A woman with acne-prone skin putting on sunscreen

Can Sunscreen Make Acne Worse?

Great news! It *is* possible to protect yourself from UV rays while you're treating your acne.


2 minute read

No excuses: wearing sunscreen every day is crucial, even if you have acne. Our founder, dermatologist Sandra Lee, MD (aka Dr. Pimple Popper) has heard it all — from “but it’s not sunny out!” (we’ve dispelled that one) to “I was born with a natural tan, I don’t need SPF!” to “sunscreen makes me break out.”
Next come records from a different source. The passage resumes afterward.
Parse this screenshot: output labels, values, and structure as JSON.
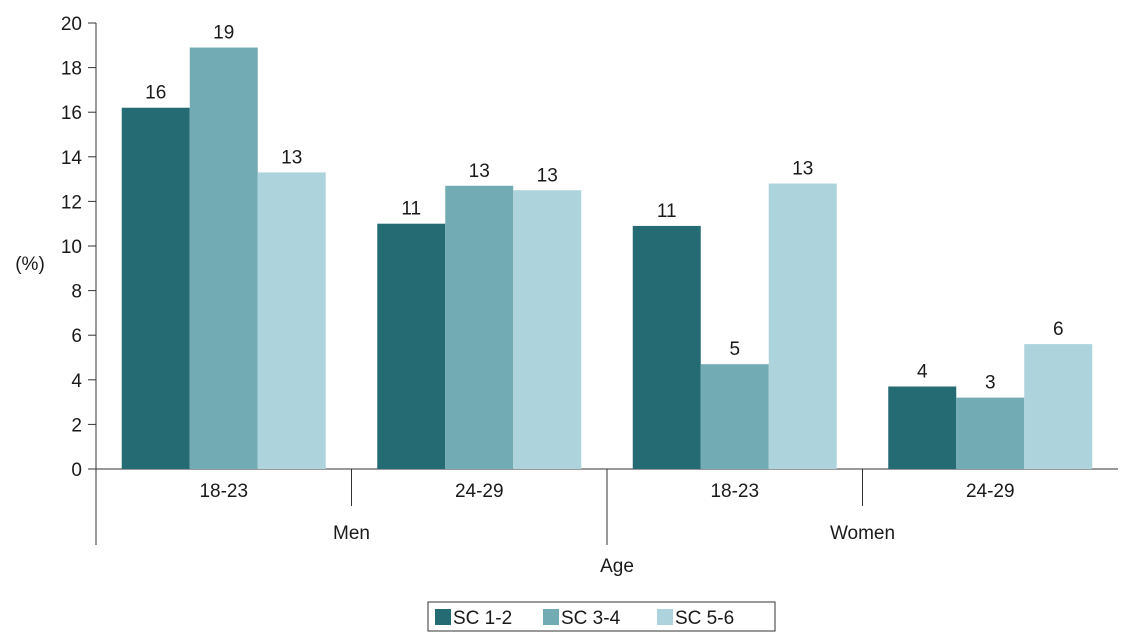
{
  "chart_data": {
    "type": "bar",
    "ylabel": "(%)",
    "xlabel": "Age",
    "ylim": [
      0,
      20
    ],
    "yticks": [
      0,
      2,
      4,
      6,
      8,
      10,
      12,
      14,
      16,
      18,
      20
    ],
    "groups": [
      {
        "label": "Men",
        "categories": [
          "18-23",
          "24-29"
        ]
      },
      {
        "label": "Women",
        "categories": [
          "18-23",
          "24-29"
        ]
      }
    ],
    "categories": [
      "18-23",
      "24-29",
      "18-23",
      "24-29"
    ],
    "series": [
      {
        "name": "SC 1-2",
        "color": "#246b73",
        "values": [
          16.2,
          11.0,
          10.9,
          3.7
        ],
        "labels": [
          "16",
          "11",
          "11",
          "4"
        ]
      },
      {
        "name": "SC 3-4",
        "color": "#72abb3",
        "values": [
          18.9,
          12.7,
          4.7,
          3.2
        ],
        "labels": [
          "19",
          "13",
          "5",
          "3"
        ]
      },
      {
        "name": "SC 5-6",
        "color": "#add4dc",
        "values": [
          13.3,
          12.5,
          12.8,
          5.6
        ],
        "labels": [
          "13",
          "13",
          "13",
          "6"
        ]
      }
    ],
    "grid": false,
    "legend": "bottom"
  }
}
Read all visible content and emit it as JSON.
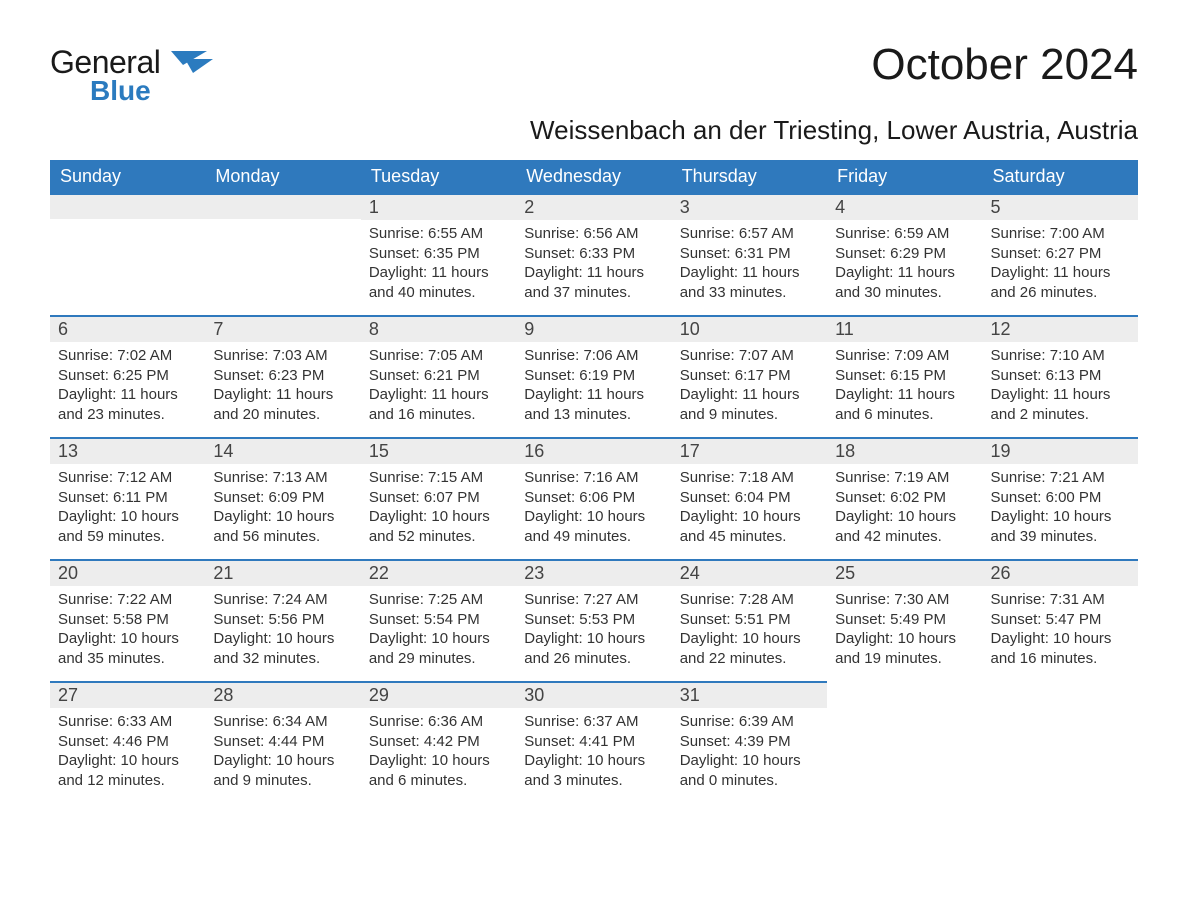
{
  "brand": {
    "general": "General",
    "blue": "Blue"
  },
  "title": "October 2024",
  "location": "Weissenbach an der Triesting, Lower Austria, Austria",
  "colors": {
    "header_bg": "#2f79bd",
    "header_text": "#ffffff",
    "daynum_bg": "#ededed",
    "top_border": "#2f79bd",
    "body_bg": "#ffffff",
    "text": "#333333",
    "logo_blue": "#2b7bbf"
  },
  "weekdays": [
    "Sunday",
    "Monday",
    "Tuesday",
    "Wednesday",
    "Thursday",
    "Friday",
    "Saturday"
  ],
  "weeks": [
    [
      {
        "empty": true
      },
      {
        "empty": true
      },
      {
        "num": "1",
        "sunrise": "Sunrise: 6:55 AM",
        "sunset": "Sunset: 6:35 PM",
        "daylight1": "Daylight: 11 hours",
        "daylight2": "and 40 minutes."
      },
      {
        "num": "2",
        "sunrise": "Sunrise: 6:56 AM",
        "sunset": "Sunset: 6:33 PM",
        "daylight1": "Daylight: 11 hours",
        "daylight2": "and 37 minutes."
      },
      {
        "num": "3",
        "sunrise": "Sunrise: 6:57 AM",
        "sunset": "Sunset: 6:31 PM",
        "daylight1": "Daylight: 11 hours",
        "daylight2": "and 33 minutes."
      },
      {
        "num": "4",
        "sunrise": "Sunrise: 6:59 AM",
        "sunset": "Sunset: 6:29 PM",
        "daylight1": "Daylight: 11 hours",
        "daylight2": "and 30 minutes."
      },
      {
        "num": "5",
        "sunrise": "Sunrise: 7:00 AM",
        "sunset": "Sunset: 6:27 PM",
        "daylight1": "Daylight: 11 hours",
        "daylight2": "and 26 minutes."
      }
    ],
    [
      {
        "num": "6",
        "sunrise": "Sunrise: 7:02 AM",
        "sunset": "Sunset: 6:25 PM",
        "daylight1": "Daylight: 11 hours",
        "daylight2": "and 23 minutes."
      },
      {
        "num": "7",
        "sunrise": "Sunrise: 7:03 AM",
        "sunset": "Sunset: 6:23 PM",
        "daylight1": "Daylight: 11 hours",
        "daylight2": "and 20 minutes."
      },
      {
        "num": "8",
        "sunrise": "Sunrise: 7:05 AM",
        "sunset": "Sunset: 6:21 PM",
        "daylight1": "Daylight: 11 hours",
        "daylight2": "and 16 minutes."
      },
      {
        "num": "9",
        "sunrise": "Sunrise: 7:06 AM",
        "sunset": "Sunset: 6:19 PM",
        "daylight1": "Daylight: 11 hours",
        "daylight2": "and 13 minutes."
      },
      {
        "num": "10",
        "sunrise": "Sunrise: 7:07 AM",
        "sunset": "Sunset: 6:17 PM",
        "daylight1": "Daylight: 11 hours",
        "daylight2": "and 9 minutes."
      },
      {
        "num": "11",
        "sunrise": "Sunrise: 7:09 AM",
        "sunset": "Sunset: 6:15 PM",
        "daylight1": "Daylight: 11 hours",
        "daylight2": "and 6 minutes."
      },
      {
        "num": "12",
        "sunrise": "Sunrise: 7:10 AM",
        "sunset": "Sunset: 6:13 PM",
        "daylight1": "Daylight: 11 hours",
        "daylight2": "and 2 minutes."
      }
    ],
    [
      {
        "num": "13",
        "sunrise": "Sunrise: 7:12 AM",
        "sunset": "Sunset: 6:11 PM",
        "daylight1": "Daylight: 10 hours",
        "daylight2": "and 59 minutes."
      },
      {
        "num": "14",
        "sunrise": "Sunrise: 7:13 AM",
        "sunset": "Sunset: 6:09 PM",
        "daylight1": "Daylight: 10 hours",
        "daylight2": "and 56 minutes."
      },
      {
        "num": "15",
        "sunrise": "Sunrise: 7:15 AM",
        "sunset": "Sunset: 6:07 PM",
        "daylight1": "Daylight: 10 hours",
        "daylight2": "and 52 minutes."
      },
      {
        "num": "16",
        "sunrise": "Sunrise: 7:16 AM",
        "sunset": "Sunset: 6:06 PM",
        "daylight1": "Daylight: 10 hours",
        "daylight2": "and 49 minutes."
      },
      {
        "num": "17",
        "sunrise": "Sunrise: 7:18 AM",
        "sunset": "Sunset: 6:04 PM",
        "daylight1": "Daylight: 10 hours",
        "daylight2": "and 45 minutes."
      },
      {
        "num": "18",
        "sunrise": "Sunrise: 7:19 AM",
        "sunset": "Sunset: 6:02 PM",
        "daylight1": "Daylight: 10 hours",
        "daylight2": "and 42 minutes."
      },
      {
        "num": "19",
        "sunrise": "Sunrise: 7:21 AM",
        "sunset": "Sunset: 6:00 PM",
        "daylight1": "Daylight: 10 hours",
        "daylight2": "and 39 minutes."
      }
    ],
    [
      {
        "num": "20",
        "sunrise": "Sunrise: 7:22 AM",
        "sunset": "Sunset: 5:58 PM",
        "daylight1": "Daylight: 10 hours",
        "daylight2": "and 35 minutes."
      },
      {
        "num": "21",
        "sunrise": "Sunrise: 7:24 AM",
        "sunset": "Sunset: 5:56 PM",
        "daylight1": "Daylight: 10 hours",
        "daylight2": "and 32 minutes."
      },
      {
        "num": "22",
        "sunrise": "Sunrise: 7:25 AM",
        "sunset": "Sunset: 5:54 PM",
        "daylight1": "Daylight: 10 hours",
        "daylight2": "and 29 minutes."
      },
      {
        "num": "23",
        "sunrise": "Sunrise: 7:27 AM",
        "sunset": "Sunset: 5:53 PM",
        "daylight1": "Daylight: 10 hours",
        "daylight2": "and 26 minutes."
      },
      {
        "num": "24",
        "sunrise": "Sunrise: 7:28 AM",
        "sunset": "Sunset: 5:51 PM",
        "daylight1": "Daylight: 10 hours",
        "daylight2": "and 22 minutes."
      },
      {
        "num": "25",
        "sunrise": "Sunrise: 7:30 AM",
        "sunset": "Sunset: 5:49 PM",
        "daylight1": "Daylight: 10 hours",
        "daylight2": "and 19 minutes."
      },
      {
        "num": "26",
        "sunrise": "Sunrise: 7:31 AM",
        "sunset": "Sunset: 5:47 PM",
        "daylight1": "Daylight: 10 hours",
        "daylight2": "and 16 minutes."
      }
    ],
    [
      {
        "num": "27",
        "sunrise": "Sunrise: 6:33 AM",
        "sunset": "Sunset: 4:46 PM",
        "daylight1": "Daylight: 10 hours",
        "daylight2": "and 12 minutes."
      },
      {
        "num": "28",
        "sunrise": "Sunrise: 6:34 AM",
        "sunset": "Sunset: 4:44 PM",
        "daylight1": "Daylight: 10 hours",
        "daylight2": "and 9 minutes."
      },
      {
        "num": "29",
        "sunrise": "Sunrise: 6:36 AM",
        "sunset": "Sunset: 4:42 PM",
        "daylight1": "Daylight: 10 hours",
        "daylight2": "and 6 minutes."
      },
      {
        "num": "30",
        "sunrise": "Sunrise: 6:37 AM",
        "sunset": "Sunset: 4:41 PM",
        "daylight1": "Daylight: 10 hours",
        "daylight2": "and 3 minutes."
      },
      {
        "num": "31",
        "sunrise": "Sunrise: 6:39 AM",
        "sunset": "Sunset: 4:39 PM",
        "daylight1": "Daylight: 10 hours",
        "daylight2": "and 0 minutes."
      },
      {
        "blank": true
      },
      {
        "blank": true
      }
    ]
  ]
}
Listen, we get it. Greasy, oily sunscreen feels gross on your face. But trust us when we say that it is possible to protect your skin without clogging your pores and making your acne worse.

Can sunscreen cause acne?

According to Dr. Lee, the answer to this one is no: sunscreen active ingredients don’t typically cause acne breakouts. But that doesn’t mean certain sunscreen formulations won’t make you break out.

How does this happen? Let’s remember that all acne starts with clogged pores. When oil and dead skin cells become trapped, it provides the perfect environment for C. acnes bacteria to thrive. Next thing you know, you’ve got a pimple (or many).

Certain skincare ingredients are more likely to lead to clogged pores than others — in technical terms, they’re more comedogenic. So it all depends on what exactly is in your sunscreen besides the actual SPF ingredients: things like fragrance, oils, preservatives, or dye can make a product likely to clog pores.

But doesn’t sunlight clear up acne? 

Nope! In fact, the opposite is true: ultraviolet light exposure leads to damage that compromises the skin barrier, making acne breakouts more likely. In other words, that longtime myth you’ve heard about letting your acne dry up in the sun? Entirely false.

Another important thing to note: sun exposure darkens pigmentation. If you’re dealing with post-inflammatory hyperpigmentation — those slow-healing acne “scars” you’ve been trying to get rid of — you want to avoid UV exposure. The sun can make those dark marks look even worse, because radiation encourages your skin to deposit more melanin, which is the pigment responsible for tanning/darkening the skin.

How to find the right sunscreen for acne-prone skin

We understand it can be a challenge to find the right sunscreen formula for oily or acne-prone skin. And it is true that the wrong type of sunscreen can lead to more acne.

So it makes sense that someone with acne or oily skin might have a complicated relationship with sunscreen: you don’t want to get burned, but you also don’t want to risk a breakout. Luckily, says Dr. Lee, there are sunscreens out there that are formulated with acne-prone skin in mind. Look for packaging that says “non-comedogenic,” “won’t clog pores,” or “oil-free.”

Of course, Dr. Lee is partial to her SLMD Dual Defender, a lightweight moisturizer and sunscreen in one, that’s formulated for people with oily or acne-prone skin. It’s both oil-free and non-comedogenic, with broad-spectrum protection to guard against both UVA and UVB rays.

What about “natural” or “clean” sunscreen?

We’ve talked about this kind of skincare labeling before: with no oversight by the FDA, it’s all a bunch of marketing mumbo-jumbo. There’s certainly nothing wrong with seeking out skincare that’s more “Earth-friendly” or “sustainably sourced” — just know that these terms should be taken with a grain of salt.

And if you’re actively treating acne (with a routine like our SLMD Acne System), you might want to think twice before layering on a product that contains “all-natural” oils like coconut, which can definitely clog your pores.

Dr Sandra Lee

Dr. Lee's Last Word

You absolutely should not skip the SPF if you’ve got acne-prone skin. In fact, UV damage can make your pimples worse. Choose products labeled non-comedogenic and make sure you wash your face before you go to bed.